Three year ago, one of our patients had undergone spine surgery and immediately thereafter he began suffering a severe autonomic crisis. None of the usual measures were working and he was transferred to the intensive care unit. His father, an experienced anesthesiologist, suggested that we try a new compound dexmedetomidine (Precedex). What an excellent idea that turned out to be. Soon after, his blood pressure became under control, his heart rate slowed and his symptoms began to ease.
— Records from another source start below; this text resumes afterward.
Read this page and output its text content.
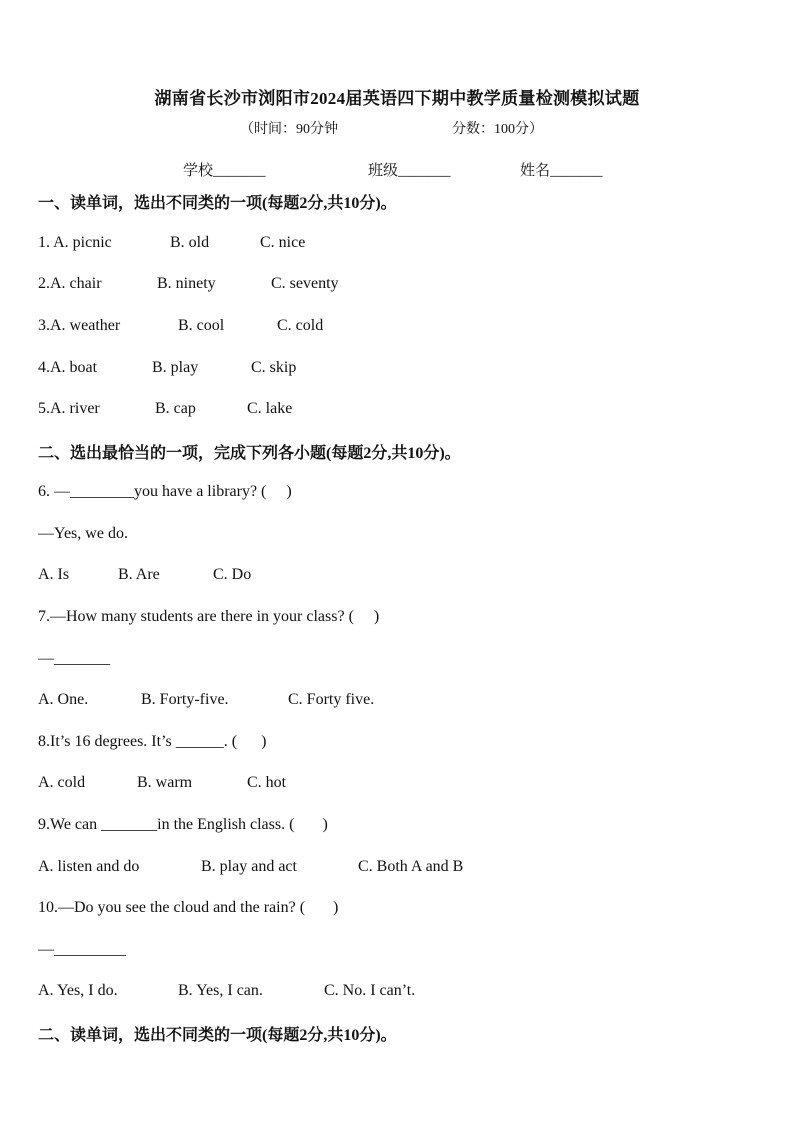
湖南省长沙市浏阳市2024届英语四下期中教学质量检测模拟试题
（时间：90分钟	分数：100分）
学校_______	班级_______	姓名_______
一、读单词，选出不同类的一项(每题2分,共10分)。
1. A. picnic	B. old	C. nice
2.A. chair	B. ninety	C. seventy
3.A. weather	B. cool	C. cold
4.A. boat	B. play	C. skip
5.A. river	B. cap	C. lake
二、选出最恰当的一项，完成下列各小题(每题2分,共10分)。
6. —________you have a library? (     )
—Yes, we do.
A. Is	B. Are	C. Do
7.—How many students are there in your class? (     )
—_______
A. One.	B. Forty-five.	C. Forty five.
8.It’s 16 degrees. It’s ______. (      )
A. cold	B. warm	C. hot
9.We can _______in the English class. (       )
A. listen and do	B. play and act	C. Both A and B
10.—Do you see the cloud and the rain? (       )
—_________
A. Yes, I do.	B. Yes, I can.	C. No. I can’t.
二、读单词，选出不同类的一项(每题2分,共10分)。
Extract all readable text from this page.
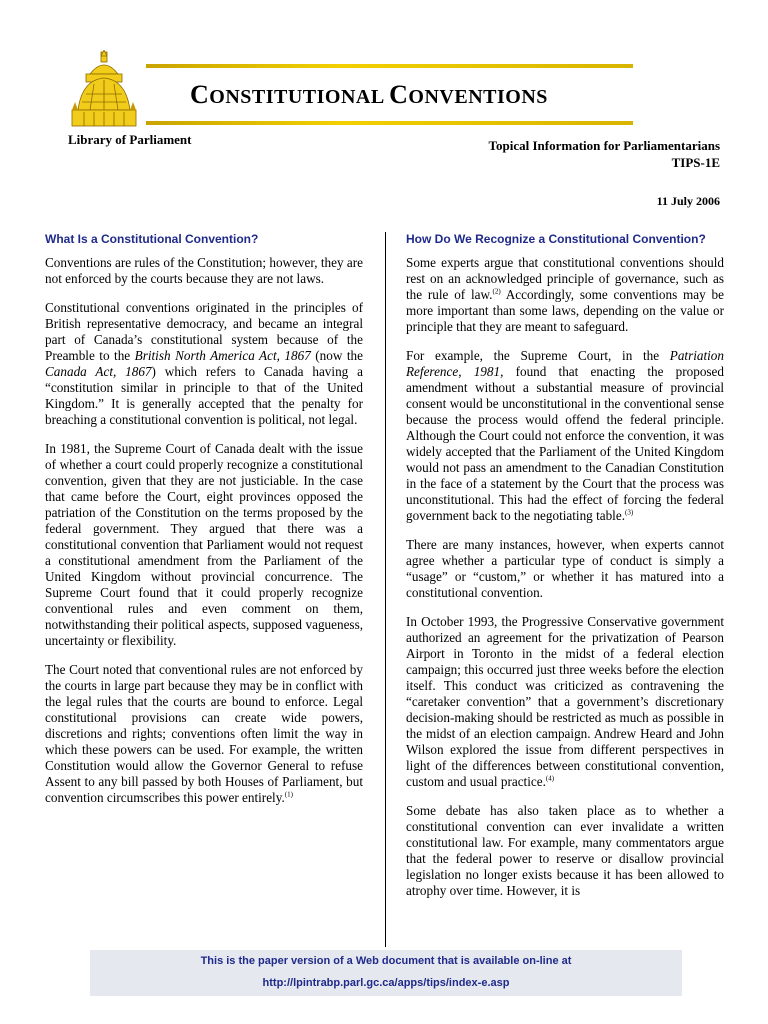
CONSTITUTIONAL CONVENTIONS
Library of Parliament	Topical Information for Parliamentarians
TIPS-1E
11 July 2006
What Is a Constitutional Convention?

Conventions are rules of the Constitution; however, they are not enforced by the courts because they are not laws.

Constitutional conventions originated in the principles of British representative democracy, and became an integral part of Canada’s constitutional system because of the Preamble to the British North America Act, 1867 (now the Canada Act, 1867) which refers to Canada having a “constitution similar in principle to that of the United Kingdom.” It is generally accepted that the penalty for breaching a constitutional convention is political, not legal.

In 1981, the Supreme Court of Canada dealt with the issue of whether a court could properly recognize a constitutional convention, given that they are not justiciable. In the case that came before the Court, eight provinces opposed the patriation of the Constitution on the terms proposed by the federal government. They argued that there was a constitutional convention that Parliament would not request a constitutional amendment from the Parliament of the United Kingdom without provincial concurrence. The Supreme Court found that it could properly recognize conventional rules and even comment on them, notwithstanding their political aspects, supposed vagueness, uncertainty or flexibility.

The Court noted that conventional rules are not enforced by the courts in large part because they may be in conflict with the legal rules that the courts are bound to enforce. Legal constitutional provisions can create wide powers, discretions and rights; conventions often limit the way in which these powers can be used. For example, the written Constitution would allow the Governor General to refuse Assent to any bill passed by both Houses of Parliament, but convention circumscribes this power entirely.$^{(1)}$

How Do We Recognize a Constitutional Convention?

Some experts argue that constitutional conventions should rest on an acknowledged principle of governance, such as the rule of law.$^{(2)}$ Accordingly, some conventions may be more important than some laws, depending on the value or principle that they are meant to safeguard.

For example, the Supreme Court, in the Patriation Reference, 1981, found that enacting the proposed amendment without a substantial measure of provincial consent would be unconstitutional in the conventional sense because the process would offend the federal principle. Although the Court could not enforce the convention, it was widely accepted that the Parliament of the United Kingdom would not pass an amendment to the Canadian Constitution in the face of a statement by the Court that the process was unconstitutional. This had the effect of forcing the federal government back to the negotiating table.$^{(3)}$

There are many instances, however, when experts cannot agree whether a particular type of conduct is simply a “usage” or “custom,” or whether it has matured into a constitutional convention.

In October 1993, the Progressive Conservative government authorized an agreement for the privatization of Pearson Airport in Toronto in the midst of a federal election campaign; this occurred just three weeks before the election itself. This conduct was criticized as contravening the “caretaker convention” that a government’s discretionary decision-making should be restricted as much as possible in the midst of an election campaign. Andrew Heard and John Wilson explored the issue from different perspectives in light of the differences between constitutional convention, custom and usual practice.$^{(4)}$

Some debate has also taken place as to whether a constitutional convention can ever invalidate a written constitutional law. For example, many commentators argue that the federal power to reserve or disallow provincial legislation no longer exists because it has been allowed to atrophy over time. However, it is

This is the paper version of a Web document that is available on-line at
http://lpintrabp.parl.gc.ca/apps/tips/index-e.asp
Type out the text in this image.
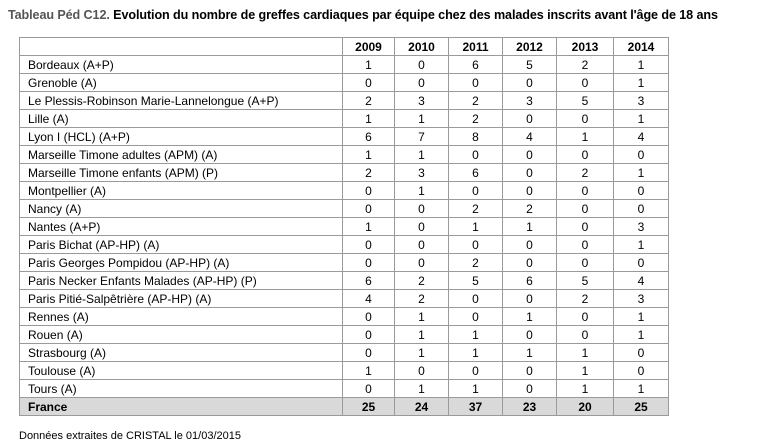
Tableau Péd C12. Evolution du nombre de greffes cardiaques par équipe chez des malades inscrits avant l'âge de 18 ans
	2009	2010	2011	2012	2013	2014
Bordeaux (A+P)	1	0	6	5	2	1
Grenoble (A)	0	0	0	0	0	1
Le Plessis-Robinson Marie-Lannelongue (A+P)	2	3	2	3	5	3
Lille (A)	1	1	2	0	0	1
Lyon I (HCL) (A+P)	6	7	8	4	1	4
Marseille Timone adultes (APM) (A)	1	1	0	0	0	0
Marseille Timone enfants (APM) (P)	2	3	6	0	2	1
Montpellier (A)	0	1	0	0	0	0
Nancy (A)	0	0	2	2	0	0
Nantes (A+P)	1	0	1	1	0	3
Paris Bichat (AP-HP) (A)	0	0	0	0	0	1
Paris Georges Pompidou (AP-HP) (A)	0	0	2	0	0	0
Paris Necker Enfants Malades (AP-HP) (P)	6	2	5	6	5	4
Paris Pitié-Salpêtrière (AP-HP) (A)	4	2	0	0	2	3
Rennes (A)	0	1	0	1	0	1
Rouen (A)	0	1	1	0	0	1
Strasbourg (A)	0	1	1	1	1	0
Toulouse (A)	1	0	0	0	1	0
Tours (A)	0	1	1	0	1	1
France	25	24	37	23	20	25
Données extraites de CRISTAL le 01/03/2015
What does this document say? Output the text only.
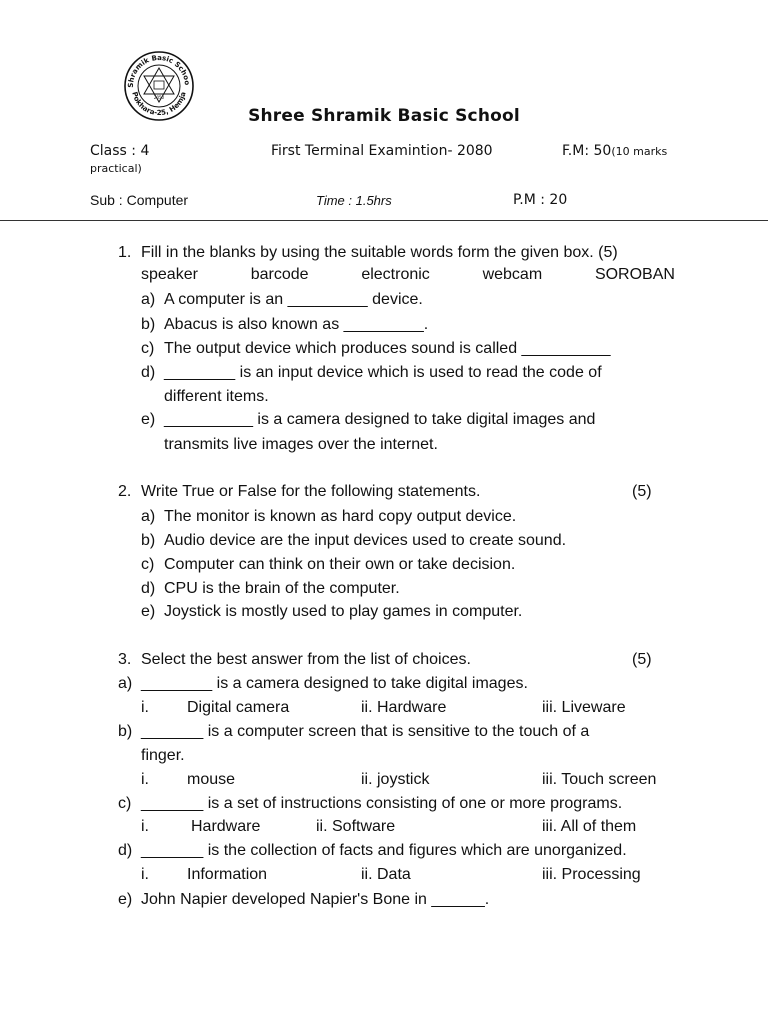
Shramik Basic Schoo
Pokhara-25, Hemja
2050
Shree Shramik Basic School
Class : 4	First Terminal Examintion- 2080	F.M: 50(10 marks
practical)
Sub : Computer	Time : 1.5hrs	P.M : 20
1. Fill in the blanks by using the suitable words form the given box. (5)
speaker	barcode	electronic	webcam	SOROBAN
a) A computer is an _________ device.
b) Abacus is also known as _________.
c) The output device which produces sound is called __________
d) ________ is an input device which is used to read the code of
different items.
e) __________ is a camera designed to take digital images and
transmits live images over the internet.
2. Write True or False for the following statements.	(5)
a) The monitor is known as hard copy output device.
b) Audio device are the input devices used to create sound.
c) Computer can think on their own or take decision.
d) CPU is the brain of the computer.
e) Joystick is mostly used to play games in computer.
3. Select the best answer from the list of choices.	(5)
a) ________ is a camera designed to take digital images.
i. Digital camera	ii. Hardware	iii. Liveware
b) _______ is a computer screen that is sensitive to the touch of a
finger.
i. mouse	ii. joystick	iii. Touch screen
c) _______ is a set of instructions consisting of one or more programs.
i.	Hardware	ii. Software	iii. All of them
d) _______ is the collection of facts and figures which are unorganized.
i. Information	ii. Data	iii. Processing
e) John Napier developed Napier's Bone in ______.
In 2015, the NYU Dysautonomia Center started collaborating with the Pharmacy Department to evaluate the effectiveness of dexmedetomidine in a bigger group of patients with FD. Each time patients were admitted to NYU for uncontrollable crisis and dexmedetomidine was administered, we methodically monitored their progress. In almost all people, the adrenergic crisis symptoms were under control within one hour and had completely resolved by the time the medication was weaned off. This means we now have a way to safely and effectively stop and acute adrenergic crisis induced due to emotions or illness. It enables us to treat the underlying cause, while making the patients comfortable.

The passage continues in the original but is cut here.